Gibbs, who served in Trump’s U.S. Department of Housing and Urban Development, had not raised enough money to run TV ads. By contrast, Meijer had raised nearly $2.5 million and had run TV ads for weeks.
It was a major boost for Gibbs, an election denier who could not win confirmation in 2020 to direct Trump’s Office of Personnel Management over outrageous, inflammatory statements he had made.
He previously accused John Podesta, the campaign chairman for Hillary Clinton’s 2016 presidential run, of participating in a Satanic ritual and called Democrats the party of “Islam, gender-bending, anti-police, ‘u-racist!”

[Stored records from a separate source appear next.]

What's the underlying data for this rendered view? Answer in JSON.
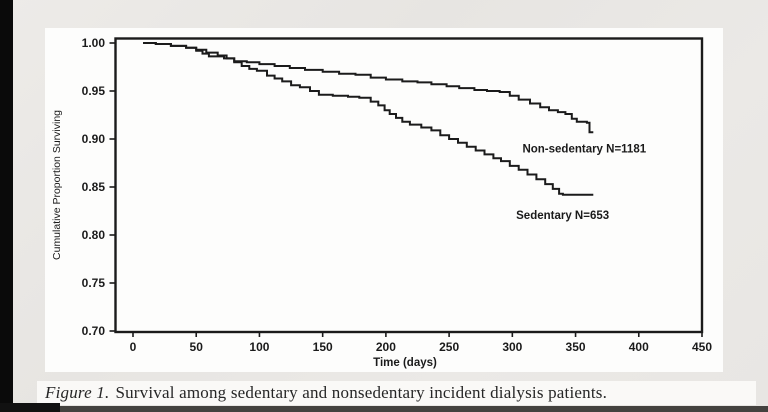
{
  "page": {
    "background": "#e8e6e3",
    "left_bar_color": "#0a0a0a",
    "bottom_bar_color": "#44423f"
  },
  "figure": {
    "panel_bg": "#fdfdfc",
    "caption": {
      "label": "Figure 1.",
      "text": "Survival among sedentary and nonsedentary incident dialysis patients."
    }
  },
  "chart_data": {
    "type": "line",
    "subtype": "kaplan-meier-step",
    "title": "",
    "xlabel": "Time (days)",
    "ylabel": "Cumulative Proportion Surviving",
    "xlim": [
      0,
      450
    ],
    "xticks": [
      0,
      50,
      100,
      150,
      200,
      250,
      300,
      350,
      400,
      450
    ],
    "ylim": [
      0.7,
      1.0
    ],
    "yticks": [
      1.0,
      0.95,
      0.9,
      0.85,
      0.8,
      0.75,
      0.7
    ],
    "grid": false,
    "legend_position": "inline-annotations",
    "line_color": "#1b1b1b",
    "frame_color": "#1b1b1b",
    "series": [
      {
        "id": "non-sedentary-curve",
        "name": "Non-sedentary",
        "n": 1181,
        "annotation": "Non-sedentary N=1181",
        "annotation_pos": {
          "t": 308,
          "v": 0.89
        },
        "points": [
          [
            8,
            1.0
          ],
          [
            18,
            0.999
          ],
          [
            30,
            0.997
          ],
          [
            42,
            0.995
          ],
          [
            50,
            0.993
          ],
          [
            58,
            0.99
          ],
          [
            67,
            0.987
          ],
          [
            74,
            0.984
          ],
          [
            80,
            0.981
          ],
          [
            90,
            0.98
          ],
          [
            100,
            0.978
          ],
          [
            112,
            0.976
          ],
          [
            124,
            0.974
          ],
          [
            136,
            0.972
          ],
          [
            150,
            0.97
          ],
          [
            163,
            0.968
          ],
          [
            176,
            0.967
          ],
          [
            188,
            0.964
          ],
          [
            200,
            0.962
          ],
          [
            213,
            0.96
          ],
          [
            225,
            0.959
          ],
          [
            236,
            0.957
          ],
          [
            248,
            0.955
          ],
          [
            258,
            0.953
          ],
          [
            270,
            0.951
          ],
          [
            280,
            0.95
          ],
          [
            290,
            0.949
          ],
          [
            298,
            0.945
          ],
          [
            305,
            0.941
          ],
          [
            314,
            0.937
          ],
          [
            322,
            0.933
          ],
          [
            329,
            0.93
          ],
          [
            336,
            0.928
          ],
          [
            342,
            0.926
          ],
          [
            347,
            0.921
          ],
          [
            351,
            0.918
          ],
          [
            359,
            0.917
          ],
          [
            361,
            0.907
          ],
          [
            364,
            0.907
          ]
        ]
      },
      {
        "id": "sedentary-curve",
        "name": "Sedentary",
        "n": 653,
        "annotation": "Sedentary N=653",
        "annotation_pos": {
          "t": 303,
          "v": 0.821
        },
        "points": [
          [
            8,
            1.0
          ],
          [
            18,
            0.999
          ],
          [
            30,
            0.997
          ],
          [
            42,
            0.995
          ],
          [
            50,
            0.992
          ],
          [
            55,
            0.989
          ],
          [
            60,
            0.986
          ],
          [
            72,
            0.984
          ],
          [
            80,
            0.98
          ],
          [
            86,
            0.976
          ],
          [
            92,
            0.973
          ],
          [
            98,
            0.971
          ],
          [
            106,
            0.966
          ],
          [
            112,
            0.963
          ],
          [
            118,
            0.96
          ],
          [
            125,
            0.956
          ],
          [
            132,
            0.954
          ],
          [
            140,
            0.95
          ],
          [
            147,
            0.946
          ],
          [
            158,
            0.945
          ],
          [
            170,
            0.944
          ],
          [
            179,
            0.943
          ],
          [
            188,
            0.939
          ],
          [
            194,
            0.935
          ],
          [
            199,
            0.93
          ],
          [
            203,
            0.926
          ],
          [
            208,
            0.922
          ],
          [
            213,
            0.918
          ],
          [
            219,
            0.915
          ],
          [
            228,
            0.912
          ],
          [
            236,
            0.909
          ],
          [
            243,
            0.904
          ],
          [
            250,
            0.9
          ],
          [
            257,
            0.896
          ],
          [
            264,
            0.892
          ],
          [
            271,
            0.888
          ],
          [
            278,
            0.884
          ],
          [
            285,
            0.88
          ],
          [
            291,
            0.877
          ],
          [
            298,
            0.872
          ],
          [
            305,
            0.868
          ],
          [
            312,
            0.863
          ],
          [
            319,
            0.858
          ],
          [
            326,
            0.853
          ],
          [
            332,
            0.848
          ],
          [
            337,
            0.843
          ],
          [
            340,
            0.842
          ],
          [
            364,
            0.842
          ]
        ]
      }
    ]
  }
}
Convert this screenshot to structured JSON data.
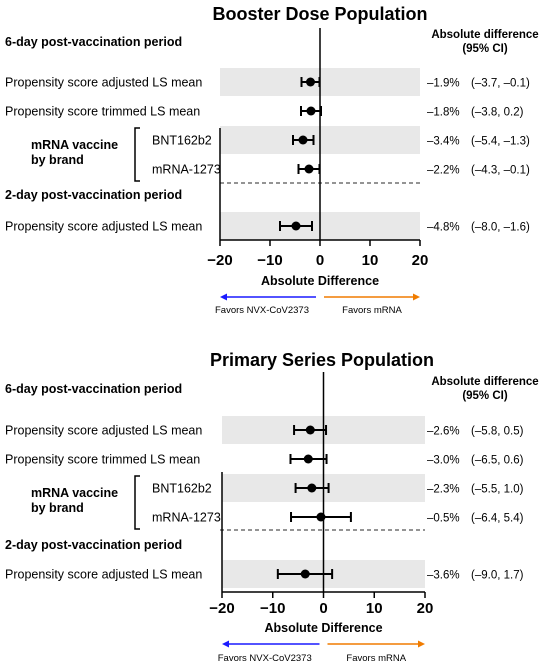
{
  "colors": {
    "band": "#e8e8e8",
    "marker": "#000000",
    "favors_left": "#1a1aff",
    "favors_right": "#f07c00",
    "divider": "#555555"
  },
  "chart_data": [
    {
      "type": "forest",
      "title": "Booster Dose Population",
      "xlabel": "Absolute Difference",
      "xlim": [
        -20,
        20
      ],
      "xticks": [
        "−20",
        "−10",
        "0",
        "10",
        "20"
      ],
      "value_header": [
        "Absolute difference",
        "(95% CI)"
      ],
      "favors_left": "Favors NVX-CoV2373",
      "favors_right": "Favors mRNA",
      "sections": [
        {
          "label": "6-day post-vaccination period",
          "group_label": [
            "mRNA vaccine",
            "by brand"
          ],
          "rows": [
            {
              "label": "Propensity score adjusted LS mean",
              "est": -1.9,
              "lo": -3.7,
              "hi": -0.1,
              "pct": "–1.9%",
              "ci": "(–3.7, –0.1)"
            },
            {
              "label": "Propensity score trimmed LS mean",
              "est": -1.8,
              "lo": -3.8,
              "hi": 0.2,
              "pct": "–1.8%",
              "ci": "(–3.8, 0.2)"
            },
            {
              "label": "BNT162b2",
              "est": -3.4,
              "lo": -5.4,
              "hi": -1.3,
              "pct": "–3.4%",
              "ci": "(–5.4, –1.3)"
            },
            {
              "label": "mRNA-1273",
              "est": -2.2,
              "lo": -4.3,
              "hi": -0.1,
              "pct": "–2.2%",
              "ci": "(–4.3, –0.1)"
            }
          ]
        },
        {
          "label": "2-day post-vaccination period",
          "rows": [
            {
              "label": "Propensity score adjusted LS mean",
              "est": -4.8,
              "lo": -8.0,
              "hi": -1.6,
              "pct": "–4.8%",
              "ci": "(–8.0, –1.6)"
            }
          ]
        }
      ]
    },
    {
      "type": "forest",
      "title": "Primary Series Population",
      "xlabel": "Absolute Difference",
      "xlim": [
        -20,
        20
      ],
      "xticks": [
        "−20",
        "−10",
        "0",
        "10",
        "20"
      ],
      "value_header": [
        "Absolute difference",
        "(95% CI)"
      ],
      "favors_left": "Favors NVX-CoV2373",
      "favors_right": "Favors mRNA",
      "sections": [
        {
          "label": "6-day post-vaccination period",
          "group_label": [
            "mRNA vaccine",
            "by brand"
          ],
          "rows": [
            {
              "label": "Propensity score adjusted LS mean",
              "est": -2.6,
              "lo": -5.8,
              "hi": 0.5,
              "pct": "–2.6%",
              "ci": "(–5.8, 0.5)"
            },
            {
              "label": "Propensity score trimmed LS mean",
              "est": -3.0,
              "lo": -6.5,
              "hi": 0.6,
              "pct": "–3.0%",
              "ci": "(–6.5, 0.6)"
            },
            {
              "label": "BNT162b2",
              "est": -2.3,
              "lo": -5.5,
              "hi": 1.0,
              "pct": "–2.3%",
              "ci": "(–5.5, 1.0)"
            },
            {
              "label": "mRNA-1273",
              "est": -0.5,
              "lo": -6.4,
              "hi": 5.4,
              "pct": "–0.5%",
              "ci": "(–6.4, 5.4)"
            }
          ]
        },
        {
          "label": "2-day post-vaccination period",
          "rows": [
            {
              "label": "Propensity score adjusted LS mean",
              "est": -3.6,
              "lo": -9.0,
              "hi": 1.7,
              "pct": "–3.6%",
              "ci": "(–9.0, 1.7)"
            }
          ]
        }
      ]
    }
  ]
}
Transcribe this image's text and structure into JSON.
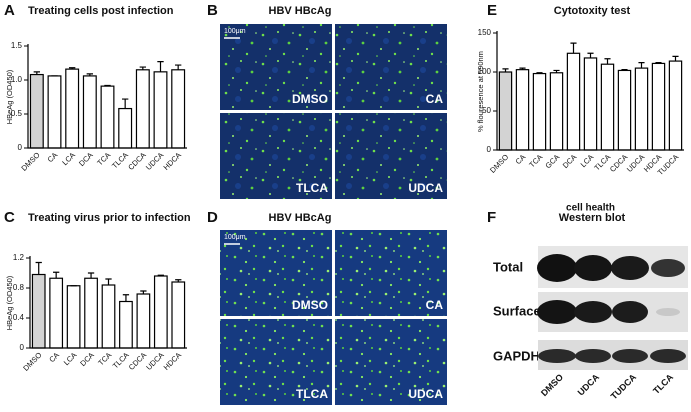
{
  "chart_data": [
    {
      "type": "bar",
      "panel": "A",
      "title": "Treating cells post infection",
      "ylabel": "HBeAg (OD450)",
      "categories": [
        "DMSO",
        "CA",
        "LCA",
        "DCA",
        "TCA",
        "TLCA",
        "CDCA",
        "UDCA",
        "HDCA"
      ],
      "values": [
        1.08,
        1.06,
        1.16,
        1.06,
        0.91,
        0.58,
        1.15,
        1.12,
        1.15
      ],
      "errors": [
        0.04,
        0,
        0.02,
        0.03,
        0.01,
        0.14,
        0.04,
        0.15,
        0.07
      ],
      "colors": [
        "#d3d3d3",
        "#ffffff",
        "#ffffff",
        "#ffffff",
        "#ffffff",
        "#ffffff",
        "#ffffff",
        "#ffffff",
        "#ffffff"
      ],
      "ylim": [
        0,
        1.5
      ],
      "yticks": [
        0,
        0.5,
        {
          "value": 1,
          "label": "1.0"
        },
        1.5
      ]
    },
    {
      "type": "bar",
      "panel": "C",
      "title": "Treating virus prior to infection",
      "ylabel": "HBeAg (OD450)",
      "categories": [
        "DMSO",
        "CA",
        "LCA",
        "DCA",
        "TCA",
        "TLCA",
        "CDCA",
        "UDCA",
        "HDCA"
      ],
      "values": [
        0.98,
        0.93,
        0.83,
        0.93,
        0.84,
        0.62,
        0.72,
        0.96,
        0.88
      ],
      "errors": [
        0.16,
        0.08,
        0,
        0.07,
        0.08,
        0.09,
        0.04,
        0.01,
        0.03
      ],
      "colors": [
        "#d3d3d3",
        "#ffffff",
        "#ffffff",
        "#ffffff",
        "#ffffff",
        "#ffffff",
        "#ffffff",
        "#ffffff",
        "#ffffff"
      ],
      "ylim": [
        0,
        1.2
      ],
      "yticks": [
        0,
        0.4,
        0.8,
        1.2
      ]
    },
    {
      "type": "bar",
      "panel": "E",
      "title": "Cytotoxity test",
      "ylabel": "% flouresence at 590nm",
      "xlabel": "cell health",
      "categories": [
        "DMSO",
        "CA",
        "TCA",
        "GCA",
        "DCA",
        "LCA",
        "TLCA",
        "CDCA",
        "UDCA",
        "HDCA",
        "TUDCA"
      ],
      "values": [
        100,
        103,
        98,
        99,
        124,
        118,
        110,
        102,
        105,
        111,
        114
      ],
      "errors": [
        4,
        2,
        1,
        3,
        13,
        6,
        7,
        1,
        7,
        1,
        6
      ],
      "colors": [
        "#d3d3d3",
        "#ffffff",
        "#ffffff",
        "#ffffff",
        "#ffffff",
        "#ffffff",
        "#ffffff",
        "#ffffff",
        "#ffffff",
        "#ffffff",
        "#ffffff"
      ],
      "ylim": [
        0,
        150
      ],
      "yticks": [
        0,
        50,
        100,
        150
      ]
    }
  ],
  "images": [
    {
      "panel": "B",
      "title": "HBV HBcAg",
      "scale_bar": "100μm",
      "labels": [
        "DMSO",
        "CA",
        "TLCA",
        "UDCA"
      ]
    },
    {
      "panel": "D",
      "title": "HBV HBcAg",
      "scale_bar": "100μm",
      "labels": [
        "DMSO",
        "CA",
        "TLCA",
        "UDCA"
      ]
    }
  ],
  "blot": {
    "panel": "F",
    "title": "Western blot",
    "rows": [
      "Total",
      "Surface",
      "GAPDH"
    ],
    "lanes": [
      "DMSO",
      "UDCA",
      "TUDCA",
      "TLCA"
    ]
  }
}
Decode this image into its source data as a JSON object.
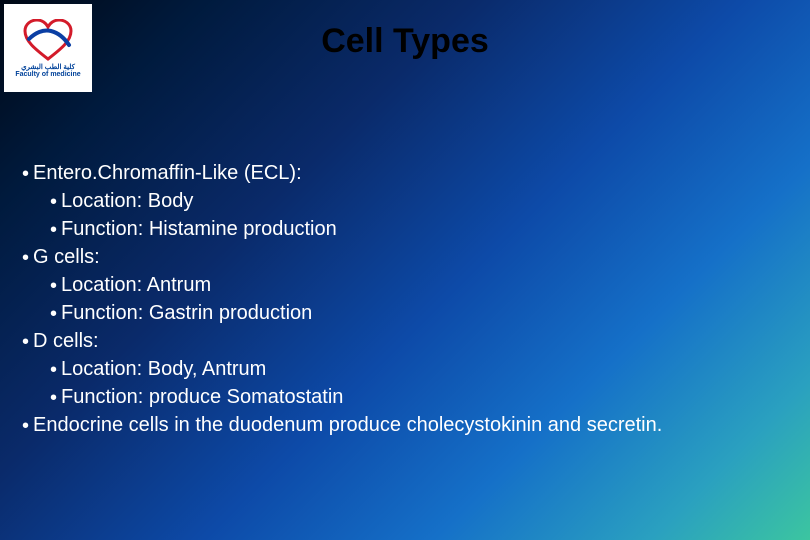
{
  "title": "Cell Types",
  "logo": {
    "heart_color_red": "#d31b2a",
    "heart_color_blue": "#0b3fa4",
    "background": "#ffffff",
    "text_ar": "كلية الطب البشري",
    "text_en": "Faculty of medicine"
  },
  "background": {
    "gradient_stops": [
      "#000814",
      "#001a3d",
      "#0a2a6a",
      "#0d4aa8",
      "#1570c8",
      "#2aa0c0",
      "#3cc5a0"
    ],
    "angle_deg": 135
  },
  "text_color": "#ffffff",
  "title_color": "#000000",
  "font_size_title": 34,
  "font_size_body": 20,
  "bullets": [
    {
      "level": 0,
      "text": "Entero.Chromaffin-Like (ECL):"
    },
    {
      "level": 1,
      "text": "Location: Body"
    },
    {
      "level": 1,
      "text": "Function: Histamine production"
    },
    {
      "level": 0,
      "text": "G cells:"
    },
    {
      "level": 1,
      "text": "Location: Antrum"
    },
    {
      "level": 1,
      "text": "Function: Gastrin production"
    },
    {
      "level": 0,
      "text": "D cells:"
    },
    {
      "level": 1,
      "text": "Location: Body, Antrum"
    },
    {
      "level": 1,
      "text": "Function: produce Somatostatin"
    },
    {
      "level": 0,
      "text": "Endocrine cells in the duodenum produce cholecystokinin and secretin."
    }
  ]
}
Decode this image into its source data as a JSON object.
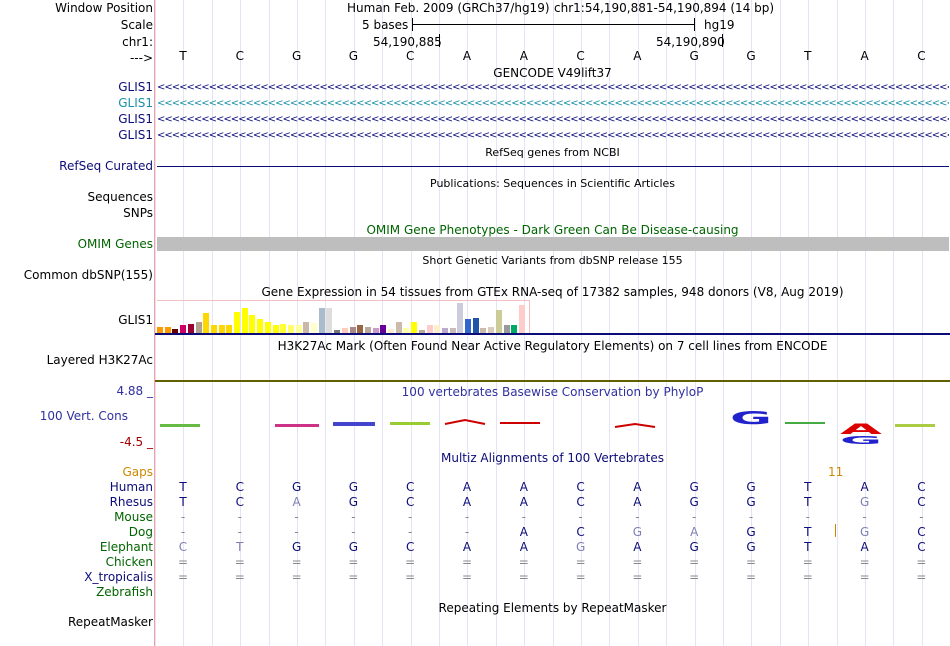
{
  "header": {
    "window_position_label": "Window Position",
    "scale_label": "Scale",
    "chr_label": "chr1:",
    "arrow_label": "--->",
    "assembly": "Human Feb. 2009 (GRCh37/hg19)",
    "position": "chr1:54,190,881-54,190,894 (14 bp)",
    "scale_text": "5 bases",
    "scale_db": "hg19",
    "coord1": "54,190,885",
    "coord2": "54,190,890"
  },
  "sequence": [
    "T",
    "C",
    "G",
    "G",
    "C",
    "A",
    "A",
    "C",
    "A",
    "G",
    "G",
    "T",
    "A",
    "C"
  ],
  "tracks": {
    "gencode": {
      "title": "GENCODE V49lift37",
      "items": [
        "GLIS1",
        "GLIS1",
        "GLIS1",
        "GLIS1"
      ],
      "colors": [
        "#0c0c78",
        "#1a8fa8",
        "#0c0c78",
        "#0c0c78"
      ]
    },
    "refseq": {
      "label": "RefSeq Curated",
      "title": "RefSeq genes from NCBI"
    },
    "publications": {
      "title": "Publications: Sequences in Scientific Articles",
      "labels": [
        "Sequences",
        "SNPs"
      ]
    },
    "omim": {
      "title": "OMIM Gene Phenotypes - Dark Green Can Be Disease-causing",
      "label": "OMIM Genes",
      "color": "#006400"
    },
    "dbsnp": {
      "title": "Short Genetic Variants from dbSNP release 155",
      "label": "Common dbSNP(155)"
    },
    "gtex": {
      "title": "Gene Expression in 54 tissues from GTEx RNA-seq of 17382 samples, 948 donors (V8, Aug 2019)",
      "label": "GLIS1"
    },
    "h3k27ac": {
      "title": "H3K27Ac Mark (Often Found Near Active Regulatory Elements) on 7 cell lines from ENCODE",
      "label": "Layered H3K27Ac"
    },
    "phylop": {
      "title": "100 vertebrates Basewise Conservation by PhyloP",
      "label": "100 Vert. Cons",
      "max": "4.88 _",
      "min": "-4.5 _"
    },
    "multiz": {
      "title": "Multiz Alignments of 100 Vertebrates",
      "gaps_label": "Gaps",
      "gap_count": "11"
    },
    "repeatmasker": {
      "title": "Repeating Elements by RepeatMasker",
      "label": "RepeatMasker"
    }
  },
  "alignments": [
    {
      "species": "Human",
      "color": "#0c0c78",
      "bases": [
        "T",
        "C",
        "G",
        "G",
        "C",
        "A",
        "A",
        "C",
        "A",
        "G",
        "G",
        "T",
        "A",
        "C"
      ]
    },
    {
      "species": "Rhesus",
      "color": "#0c0c78",
      "bases": [
        "T",
        "C",
        "A",
        "G",
        "C",
        "A",
        "A",
        "C",
        "A",
        "G",
        "G",
        "T",
        "G",
        "C"
      ]
    },
    {
      "species": "Mouse",
      "color": "#006400",
      "bases": [
        "-",
        "-",
        "-",
        "-",
        "-",
        "-",
        "-",
        "-",
        "-",
        "-",
        "-",
        "-",
        "-",
        "-"
      ]
    },
    {
      "species": "Dog",
      "color": "#006400",
      "bases": [
        "-",
        "-",
        "-",
        "-",
        "-",
        "-",
        "A",
        "C",
        "G",
        "A",
        "G",
        "T",
        "G",
        "C"
      ]
    },
    {
      "species": "Elephant",
      "color": "#006400",
      "bases": [
        "C",
        "T",
        "G",
        "G",
        "C",
        "A",
        "A",
        "G",
        "A",
        "G",
        "G",
        "T",
        "A",
        "C"
      ]
    },
    {
      "species": "Chicken",
      "color": "#006400",
      "bases": [
        "=",
        "=",
        "=",
        "=",
        "=",
        "=",
        "=",
        "=",
        "=",
        "=",
        "=",
        "=",
        "=",
        "="
      ]
    },
    {
      "species": "X_tropicalis",
      "color": "#0c0c78",
      "bases": [
        "=",
        "=",
        "=",
        "=",
        "=",
        "=",
        "=",
        "=",
        "=",
        "=",
        "=",
        "=",
        "=",
        "="
      ]
    },
    {
      "species": "Zebrafish",
      "color": "#006400",
      "bases": [
        "",
        "",
        "",
        "",
        "",
        "",
        "",
        "",
        "",
        "",
        "",
        "",
        "",
        ""
      ]
    }
  ],
  "gtex_values": [
    0.25,
    0.25,
    0.15,
    0.3,
    0.35,
    0.45,
    0.8,
    0.3,
    0.3,
    0.3,
    0.85,
    1.0,
    0.7,
    0.55,
    0.45,
    0.3,
    0.35,
    0.3,
    0.3,
    0.45,
    0.4,
    1.0,
    1.0,
    0.1,
    0.2,
    0.25,
    0.3,
    0.25,
    0.2,
    0.3,
    0.15,
    0.45,
    0.2,
    0.45,
    0.1,
    0.3,
    0.3,
    0.2,
    0.2,
    1.2,
    0.55,
    0.6,
    0.2,
    0.25,
    0.9,
    0.3,
    0.3,
    1.1
  ],
  "gtex_colors": [
    "#ff9900",
    "#ff9900",
    "#660000",
    "#cc0066",
    "#990033",
    "#b0a08f",
    "#ffd700",
    "#ffd700",
    "#ffd700",
    "#ffd700",
    "#ffff00",
    "#ffff00",
    "#ffff00",
    "#ffff00",
    "#ffff00",
    "#ffff00",
    "#ffff33",
    "#ffff66",
    "#ffff99",
    "#c9b8a8",
    "#ffffcc",
    "#aabbcc",
    "#dddddd",
    "#777777",
    "#ffccbb",
    "#aa8888",
    "#996644",
    "#bbaa99",
    "#cc99cc",
    "#660099",
    "#ffeecc",
    "#ccbbaa",
    "#ffffaa",
    "#ffff00",
    "#bbaa99",
    "#ffcccc",
    "#ffeecc",
    "#bbaacc",
    "#ccbbbb",
    "#ccccdd",
    "#3366cc",
    "#2255aa",
    "#ccbbaa",
    "#ddccbb",
    "#cccc99",
    "#999999",
    "#00aa66",
    "#ffcccc"
  ]
}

Gibbs was facing an uphill battle. The Grand Rapids area, which was until recently a Republican stronghold, has become more moderate and even voted in favor of President Joe Biden in 2020 and Gov. Gretchen Whitmer on Tuesday.
However, some Democrats were worried that boosting Gibbs’s profile during the primary election could backfire, leaving them with an election-denying Republican in Congress.
After his loss, Gibbs conceded, but left room for doubt about the integrity of the election.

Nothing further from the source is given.